Log in to the TapData server and edit application.yml:

spring:
# ... other configurations omitted ...
tapdata:
# ... other configurations omitted ...
metrics:
enable: true # Enable monitoring
enginePort: 3035 # Flow Engine monitoring port, default 3035
agentPort: 3036 # Agent monitoring port, default 3036
tip

For multi-node deployments, apply configurations on all nodes.

1.2 Enable MongoDB Monitoring

TapData uses MongoDB for configuration and task metadata. Use mongodb_exporter to extract MongoDB metrics and convert them to Prometheus format for unified monitoring.
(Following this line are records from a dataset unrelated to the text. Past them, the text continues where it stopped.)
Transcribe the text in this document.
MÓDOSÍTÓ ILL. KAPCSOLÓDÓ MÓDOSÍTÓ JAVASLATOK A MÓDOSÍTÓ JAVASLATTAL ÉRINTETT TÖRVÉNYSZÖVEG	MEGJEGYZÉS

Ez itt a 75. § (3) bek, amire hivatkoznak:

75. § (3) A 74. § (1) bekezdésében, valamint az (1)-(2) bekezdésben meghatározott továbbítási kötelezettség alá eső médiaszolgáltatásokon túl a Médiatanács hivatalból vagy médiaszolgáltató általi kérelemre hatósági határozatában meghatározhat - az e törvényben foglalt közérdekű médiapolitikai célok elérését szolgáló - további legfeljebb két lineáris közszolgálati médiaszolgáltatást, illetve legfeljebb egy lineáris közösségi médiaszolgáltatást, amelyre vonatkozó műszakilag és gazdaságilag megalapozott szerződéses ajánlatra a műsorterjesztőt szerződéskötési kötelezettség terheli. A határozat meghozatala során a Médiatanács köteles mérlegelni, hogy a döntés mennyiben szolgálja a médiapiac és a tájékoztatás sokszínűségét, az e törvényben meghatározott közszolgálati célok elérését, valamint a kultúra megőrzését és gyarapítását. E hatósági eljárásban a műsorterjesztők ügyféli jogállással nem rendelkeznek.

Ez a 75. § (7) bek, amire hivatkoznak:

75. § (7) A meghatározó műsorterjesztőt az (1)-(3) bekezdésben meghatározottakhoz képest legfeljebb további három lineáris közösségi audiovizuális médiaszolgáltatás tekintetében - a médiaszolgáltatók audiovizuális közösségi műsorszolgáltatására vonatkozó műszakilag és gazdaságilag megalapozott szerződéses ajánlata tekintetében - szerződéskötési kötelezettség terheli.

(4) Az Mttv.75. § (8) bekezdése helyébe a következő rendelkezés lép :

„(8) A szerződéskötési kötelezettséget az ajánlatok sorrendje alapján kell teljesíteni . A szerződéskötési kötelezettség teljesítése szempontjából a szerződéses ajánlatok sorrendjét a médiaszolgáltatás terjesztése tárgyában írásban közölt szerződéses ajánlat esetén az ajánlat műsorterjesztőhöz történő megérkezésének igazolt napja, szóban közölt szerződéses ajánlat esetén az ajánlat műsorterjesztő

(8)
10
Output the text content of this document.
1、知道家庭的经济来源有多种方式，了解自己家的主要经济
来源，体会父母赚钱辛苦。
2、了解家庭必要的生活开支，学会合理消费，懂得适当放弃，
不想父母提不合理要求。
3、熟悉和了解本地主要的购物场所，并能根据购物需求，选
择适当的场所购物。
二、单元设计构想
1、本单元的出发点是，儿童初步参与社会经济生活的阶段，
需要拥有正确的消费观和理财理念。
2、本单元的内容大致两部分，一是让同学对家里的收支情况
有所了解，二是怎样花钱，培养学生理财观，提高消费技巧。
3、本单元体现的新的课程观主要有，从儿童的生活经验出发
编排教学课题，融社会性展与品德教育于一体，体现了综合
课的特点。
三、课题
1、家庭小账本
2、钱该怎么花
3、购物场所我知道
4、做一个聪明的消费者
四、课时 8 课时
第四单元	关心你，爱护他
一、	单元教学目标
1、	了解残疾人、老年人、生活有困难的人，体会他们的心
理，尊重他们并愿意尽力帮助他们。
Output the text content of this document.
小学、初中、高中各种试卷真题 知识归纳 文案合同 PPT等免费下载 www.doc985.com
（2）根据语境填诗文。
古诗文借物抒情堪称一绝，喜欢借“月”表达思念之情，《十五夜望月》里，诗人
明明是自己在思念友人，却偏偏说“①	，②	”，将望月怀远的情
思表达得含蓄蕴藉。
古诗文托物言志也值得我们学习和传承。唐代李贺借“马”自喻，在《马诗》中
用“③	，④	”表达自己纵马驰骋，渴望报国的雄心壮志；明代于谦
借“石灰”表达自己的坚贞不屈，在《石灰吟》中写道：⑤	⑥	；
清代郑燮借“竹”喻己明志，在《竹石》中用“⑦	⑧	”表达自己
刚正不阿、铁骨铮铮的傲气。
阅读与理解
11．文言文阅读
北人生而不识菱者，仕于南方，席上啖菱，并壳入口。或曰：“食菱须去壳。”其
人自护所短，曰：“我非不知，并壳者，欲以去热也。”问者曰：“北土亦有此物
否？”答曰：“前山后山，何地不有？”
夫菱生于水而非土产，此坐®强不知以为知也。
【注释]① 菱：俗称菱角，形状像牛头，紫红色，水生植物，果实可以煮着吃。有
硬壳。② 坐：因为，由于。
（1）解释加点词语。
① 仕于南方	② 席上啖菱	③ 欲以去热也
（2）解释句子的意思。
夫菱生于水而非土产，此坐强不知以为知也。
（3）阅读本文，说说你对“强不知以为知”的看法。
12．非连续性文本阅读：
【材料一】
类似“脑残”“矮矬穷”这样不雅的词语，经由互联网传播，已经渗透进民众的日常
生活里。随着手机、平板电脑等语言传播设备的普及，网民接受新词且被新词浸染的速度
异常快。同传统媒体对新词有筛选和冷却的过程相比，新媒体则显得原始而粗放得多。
  1. Log in to the MongoDB instance and create a user with the clusterMonitor role to read cluster status and metrics.

    # Replace with desired username and password
    use admin
    db.createUser({
    user: "tapdata_monitor",
    pwd: "your_password",
    roles: [
    { role: "clusterMonitor", db: "admin" },
    { role: "read", db: "local" }
    ]
    })
  2. Download the binary from the mongodb_exporter releases page.

    This example uses version 0.47.1.

  3. Extract the file and navigate to the directory.

    # Replace with actual package name
    tar -xzvf mongodb_exporter-0.47.1.linux-amd64.tar.gz
    cd mongodb_exporter-0.47.1.linux-amd64
  4. Start mongodb_exporter in the background, logging to exporter.log.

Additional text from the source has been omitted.